Meu argumento é: sejamos críticos, mas não taxativos. Moisés Mendes, jornalista que trabalhou muitos anos na Zero Hora (jornal que eu não compro, nunca, e do qual sou muito crítica!) me convidou para escrever em sua coluna, durante a Campanha “Agora é Que São Elas”[4], em 2015, na qual jornalistas e blogueiros homens convidaram mulheres para se expressarem em seu lugar por um dia.  Pois bem, eu escrevi e o texto saiu no jornalão de maior circulação no RS, famoso por suas posições conservadoras, mas que tinha em suas fileiras de empregados muita gente inteligente, a exemplo do próprio LFV e do Moisés[5]. Fui atacada por um familiar, que disse que eu era incoerente e desonesta por publicar em ZH, já que criticava o jornal. O mimimi tinha fortes doses de misoginia e machismo (pegava mal esculachar diretamente o conteúdo do meu texto, o que eu acho que era o caso! Então teve que esculachar a autora), mas de qualquer modo o pensamento binário – “é isso OU aquilo” – é bastante limitado, pois eu acho que devemos, sim, ocupar todos os espaços possíveis para comunicar visões de mundo plurais.  Do mesmo modo que penso que as mídias convencionais guardam alguma diversidade, em alguns (poucos, é verdade) casos. São espaços contraditórios; eu os critico fortemente, mas não os demonizo automaticamente.

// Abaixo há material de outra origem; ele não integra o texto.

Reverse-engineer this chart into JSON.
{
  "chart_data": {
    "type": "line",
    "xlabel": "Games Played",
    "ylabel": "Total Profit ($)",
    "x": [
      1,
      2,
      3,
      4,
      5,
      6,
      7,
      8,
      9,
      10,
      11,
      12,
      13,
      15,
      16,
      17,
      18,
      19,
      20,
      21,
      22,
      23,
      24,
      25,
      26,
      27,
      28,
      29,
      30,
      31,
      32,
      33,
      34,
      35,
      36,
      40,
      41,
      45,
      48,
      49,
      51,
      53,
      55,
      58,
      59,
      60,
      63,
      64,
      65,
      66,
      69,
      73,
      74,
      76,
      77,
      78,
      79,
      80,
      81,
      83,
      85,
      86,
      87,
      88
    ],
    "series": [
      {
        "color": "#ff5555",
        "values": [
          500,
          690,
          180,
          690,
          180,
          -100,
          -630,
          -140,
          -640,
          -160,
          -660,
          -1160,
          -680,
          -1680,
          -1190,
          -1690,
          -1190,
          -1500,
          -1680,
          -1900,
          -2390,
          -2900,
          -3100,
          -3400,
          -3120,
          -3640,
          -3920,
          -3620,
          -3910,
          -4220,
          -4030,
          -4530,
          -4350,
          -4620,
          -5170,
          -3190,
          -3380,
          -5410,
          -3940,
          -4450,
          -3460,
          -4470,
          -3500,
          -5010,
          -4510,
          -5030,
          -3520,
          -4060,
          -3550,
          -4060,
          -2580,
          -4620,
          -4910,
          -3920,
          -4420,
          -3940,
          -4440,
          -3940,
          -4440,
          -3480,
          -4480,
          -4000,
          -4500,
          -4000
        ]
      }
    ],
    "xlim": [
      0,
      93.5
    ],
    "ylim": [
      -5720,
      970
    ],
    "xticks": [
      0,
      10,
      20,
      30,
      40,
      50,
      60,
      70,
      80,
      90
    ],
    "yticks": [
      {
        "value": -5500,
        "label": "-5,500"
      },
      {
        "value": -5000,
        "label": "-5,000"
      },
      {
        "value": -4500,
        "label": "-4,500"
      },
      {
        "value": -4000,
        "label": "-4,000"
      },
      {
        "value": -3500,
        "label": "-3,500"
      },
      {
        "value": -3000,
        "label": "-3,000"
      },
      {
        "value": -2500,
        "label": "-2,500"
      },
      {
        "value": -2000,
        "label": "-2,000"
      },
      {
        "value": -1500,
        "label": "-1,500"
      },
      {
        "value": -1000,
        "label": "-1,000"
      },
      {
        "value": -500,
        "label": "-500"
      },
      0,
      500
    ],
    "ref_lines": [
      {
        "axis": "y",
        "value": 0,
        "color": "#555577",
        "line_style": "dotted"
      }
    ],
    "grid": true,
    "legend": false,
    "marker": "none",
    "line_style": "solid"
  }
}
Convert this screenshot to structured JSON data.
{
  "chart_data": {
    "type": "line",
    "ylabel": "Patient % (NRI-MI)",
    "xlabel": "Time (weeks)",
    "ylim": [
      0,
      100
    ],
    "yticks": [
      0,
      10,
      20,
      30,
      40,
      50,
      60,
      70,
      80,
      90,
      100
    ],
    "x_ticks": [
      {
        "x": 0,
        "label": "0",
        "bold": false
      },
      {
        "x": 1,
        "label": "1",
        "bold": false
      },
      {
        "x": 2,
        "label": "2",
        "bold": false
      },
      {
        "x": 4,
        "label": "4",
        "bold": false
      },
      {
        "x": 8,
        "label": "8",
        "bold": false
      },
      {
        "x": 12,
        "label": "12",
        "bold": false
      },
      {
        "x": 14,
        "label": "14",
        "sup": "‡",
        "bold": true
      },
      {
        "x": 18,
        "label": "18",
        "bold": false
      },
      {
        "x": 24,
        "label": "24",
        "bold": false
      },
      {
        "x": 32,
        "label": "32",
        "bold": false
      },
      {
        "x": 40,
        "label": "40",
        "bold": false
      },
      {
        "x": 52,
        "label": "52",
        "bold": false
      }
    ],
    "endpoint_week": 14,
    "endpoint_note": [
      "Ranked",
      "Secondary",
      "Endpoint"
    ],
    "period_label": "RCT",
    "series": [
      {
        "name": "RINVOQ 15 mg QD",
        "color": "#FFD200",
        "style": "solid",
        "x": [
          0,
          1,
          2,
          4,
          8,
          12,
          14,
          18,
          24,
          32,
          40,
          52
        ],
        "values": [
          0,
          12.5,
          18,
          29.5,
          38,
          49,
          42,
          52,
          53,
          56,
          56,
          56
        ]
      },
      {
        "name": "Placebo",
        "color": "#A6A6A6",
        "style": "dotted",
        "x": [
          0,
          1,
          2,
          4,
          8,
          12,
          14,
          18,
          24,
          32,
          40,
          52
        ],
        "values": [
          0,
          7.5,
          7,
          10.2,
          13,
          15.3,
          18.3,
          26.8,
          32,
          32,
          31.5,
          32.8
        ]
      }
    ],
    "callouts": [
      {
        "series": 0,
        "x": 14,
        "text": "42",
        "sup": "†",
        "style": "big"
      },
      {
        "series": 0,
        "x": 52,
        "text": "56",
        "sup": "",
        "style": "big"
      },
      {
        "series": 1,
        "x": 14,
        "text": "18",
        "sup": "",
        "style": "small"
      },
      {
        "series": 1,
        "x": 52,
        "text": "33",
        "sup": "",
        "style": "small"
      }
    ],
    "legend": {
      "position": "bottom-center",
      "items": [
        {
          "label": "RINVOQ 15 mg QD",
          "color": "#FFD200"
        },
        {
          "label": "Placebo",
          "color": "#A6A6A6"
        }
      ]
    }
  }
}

A mídia “alternativa”, na internet, tem sido o meu modo predominante de informação cotidiana e participação comunicativa. Mas aproveitar possíveis brechas na mídia “hegemônica” (uso aqui o termo sem muita precisão sociológica, perdoem-me) em todos os espaços disponíveis e acessíveis, pode ser uma boa oportunidade de pluralizar o debate. Jamais perderia a chance de atingir tanta gente com um texto que expressasse ideias diversas das que geralmente circulam nos espaços midiáticos convencionais, de massa, tipo “jornalões” de grande circulação ou semanários. E se surgir outra, vou aproveitar, podem ir preparando o mimimi!
Mas voltemos ao caso da professora universitária que, surpreendentemente, anunciou essa semana que estará na próxima edição do Big Brother Brasil. Seu nome completo é Helcimara de Souza Telles, mas é conhecida como Mara Telles. Conheci a Mara nas redes sociais, por termos amigos em comum. É pesquisadora e professora de strictu sensu como eu, é mulher de meia idade e mãe de uma mulher jovem como eu, é de esquerda como eu, é crítica do instituído como eu. Me identifiquei com ela imediatamente.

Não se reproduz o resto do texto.